Beverley - A One Woman Show | TimeOut review
Beverley - Tristan Bates Theatre (Fringe)
Although its described on the flyer as a 'one-woman oddity', Natasha Langridge's pert monologue isn't that unusual. Like many other plays about women, it depicts a twentysomething longing for love, respect and a wonderful kitchen, who inevitably dates the wrong boy and suffers disproportionately for it.
Where it does differ from the average feminist play is in lewd detail. 'Beverley' is about as close to pornography as theatre am get without breaking any obscenity laws.
It opens with Beverley fantasising about being the only girl in a room full of ogling, horny men; over the next 50 minutes we're taken through the procedure of her Saturday Wank Morning, given an alarmingly precise description of the state of her boyfriend's penis and treated to a hilarious blind date story involving porn films. Langridge's sense of humour is scabrous, acerbic and unrelenting, and her grittily realistic attitude to love and sex is refreshingly removed from the absurd slop that passes for women's erotic fiction.

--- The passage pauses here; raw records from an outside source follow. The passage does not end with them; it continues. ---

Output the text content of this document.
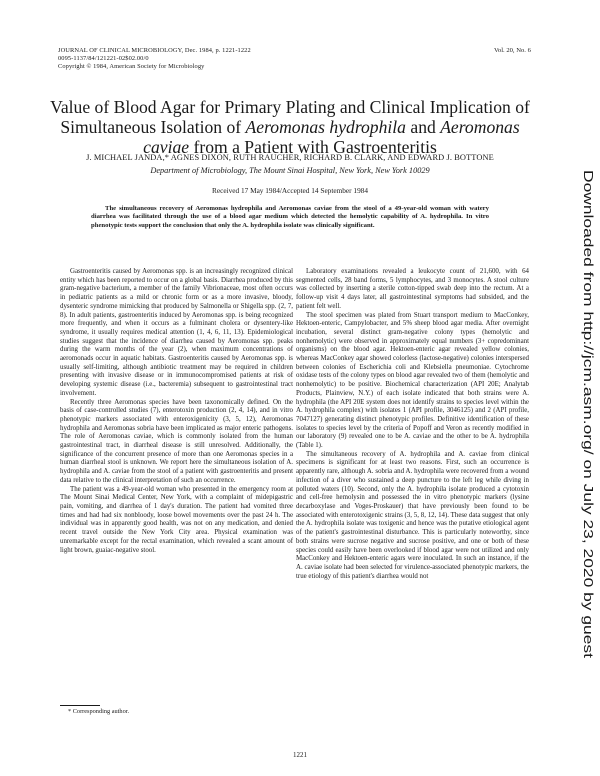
JOURNAL OF CLINICAL MICROBIOLOGY, Dec. 1984, p. 1221-1222
0095-1137/84/121221-02$02.00/0
Copyright © 1984, American Society for Microbiology
Vol. 20, No. 6
Value of Blood Agar for Primary Plating and Clinical Implication of Simultaneous Isolation of Aeromonas hydrophila and Aeromonas caviae from a Patient with Gastroenteritis
J. MICHAEL JANDA,* AGNES DIXON, RUTH RAUCHER, RICHARD B. CLARK, AND EDWARD J. BOTTONE
Department of Microbiology, The Mount Sinai Hospital, New York, New York 10029
Received 17 May 1984/Accepted 14 September 1984
The simultaneous recovery of Aeromonas hydrophila and Aeromonas caviae from the stool of a 49-year-old woman with watery diarrhea was facilitated through the use of a blood agar medium which detected the hemolytic capability of A. hydrophila. In vitro phenotypic tests support the conclusion that only the A. hydrophila isolate was clinically significant.

Gastroenteritis caused by Aeromonas spp. is an increasingly recognized clinical entity which has been reported to occur on a global basis. Diarrhea produced by this gram-negative bacterium, a member of the family Vibrionaceae, most often occurs in pediatric patients as a mild or chronic form or as a more invasive, bloody, dysenteric syndrome mimicking that produced by Salmonella or Shigella spp. (2, 7, 8). In adult patients, gastroenteritis induced by Aeromonas spp. is being recognized more frequently, and when it occurs as a fulminant cholera or dysentery-like syndrome, it usually requires medical attention (1, 4, 6, 11, 13). Epidemiological studies suggest that the incidence of diarrhea caused by Aeromonas spp. peaks during the warm months of the year (2), when maximum concentrations of aeromonads occur in aquatic habitats. Gastroenteritis caused by Aeromonas spp. is usually self-limiting, although antibiotic treatment may be required in children presenting with invasive disease or in immunocompromised patients at risk of developing systemic disease (i.e., bacteremia) subsequent to gastrointestinal tract involvement.

Recently three Aeromonas species have been taxonomically defined. On the basis of case-controlled studies (7), enterotoxin production (2, 4, 14), and in vitro phenotypic markers associated with enteroxigenicity (3, 5, 12), Aeromonas hydrophila and Aeromonas sobria have been implicated as major enteric pathogens. The role of Aeromonas caviae, which is commonly isolated from the human gastrointestinal tract, in diarrheal disease is still unresolved. Additionally, the significance of the concurrent presence of more than one Aeromonas species in a human diarrheal stool is unknown. We report here the simultaneous isolation of A. hydrophila and A. caviae from the stool of a patient with gastroenteritis and present data relative to the clinical interpretation of such an occurrence.

The patient was a 49-year-old woman who presented in the emergency room at The Mount Sinai Medical Center, New York, with a complaint of midepigastric pain, vomiting, and diarrhea of 1 day's duration. The patient had vomited three times and had had six nonbloody, loose bowel movements over the past 24 h. The individual was in apparently good health, was not on any medication, and denied recent travel outside the New York City area. Physical examination was unremarkable except for the rectal examination, which revealed a scant amount of light brown, guaiac-negative stool.

Laboratory examinations revealed a leukocyte count of 21,600, with 64 segmented cells, 28 band forms, 5 lymphocytes, and 3 monocytes. A stool culture was collected by inserting a sterile cotton-tipped swab deep into the rectum. At a follow-up visit 4 days later, all gastrointestinal symptoms had subsided, and the patient felt well.

The stool specimen was plated from Stuart transport medium to MacConkey, Hektoen-enteric, Campylobacter, and 5% sheep blood agar media. After overnight incubation, several distinct gram-negative colony types (hemolytic and nonhemolytic) were observed in approximately equal numbers (3+ copredominant organisms) on the blood agar. Hektoen-enteric agar revealed yellow colonies, whereas MacConkey agar showed colorless (lactose-negative) colonies interspersed between colonies of Escherichia coli and Klebsiella pneumoniae. Cytochrome oxidase tests of the colony types on blood agar revealed two of them (hemolytic and nonhemolytic) to be positive. Biochemical characterization (API 20E; Analytab Products, Plainview, N.Y.) of each isolate indicated that both strains were A. hydrophila (the API 20E system does not identify strains to species level within the A. hydrophila complex) with isolates 1 (API profile, 3046125) and 2 (API profile, 7047127) generating distinct phenotypic profiles. Definitive identification of these isolates to species level by the criteria of Popoff and Veron as recently modified in our laboratory (9) revealed one to be A. caviae and the other to be A. hydrophila (Table 1).

The simultaneous recovery of A. hydrophila and A. caviae from clinical specimens is significant for at least two reasons. First, such an occurrence is apparently rare, although A. sobria and A. hydrophila were recovered from a wound infection of a diver who sustained a deep puncture to the left leg while diving in polluted waters (10). Second, only the A. hydrophila isolate produced a cytotoxin and cell-free hemolysin and possessed the in vitro phenotypic markers (lysine decarboxylase and Voges-Proskauer) that have previously been found to be associated with enterotoxigenic strains (3, 5, 8, 12, 14). These data suggest that only the A. hydrophila isolate was toxigenic and hence was the putative etiological agent of the patient's gastrointestinal disturbance. This is particularly noteworthy, since both strains were sucrose negative and sucrose positive, and one or both of these species could easily have been overlooked if blood agar were not utilized and only MacConkey and Hektoen-enteric agars were inoculated. In such an instance, if the A. caviae isolate had been selected for virulence-associated phenotypic markers, the true etiology of this patient's diarrhea would not

* Corresponding author.
1221
Downloaded from http://jcm.asm.org/ on July 23, 2020 by guest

Not that she isn't prone to a spot of Barbara Cartland-style romance — Beverley's longings for a man to share her life and thoughts with, and for a lover with whom sex is all 'starlight and thunderbolts', are a little too indulgent to be completely convincing. However. Valerie Frances plays the part with gusto and such self-possession that you almost feel as though you're entering this woman's psyche. Add perfect comic timing and a wonderful set of expressions to convey her horror at the absurdities of men and you have an eminently watchable performance of a sharp play.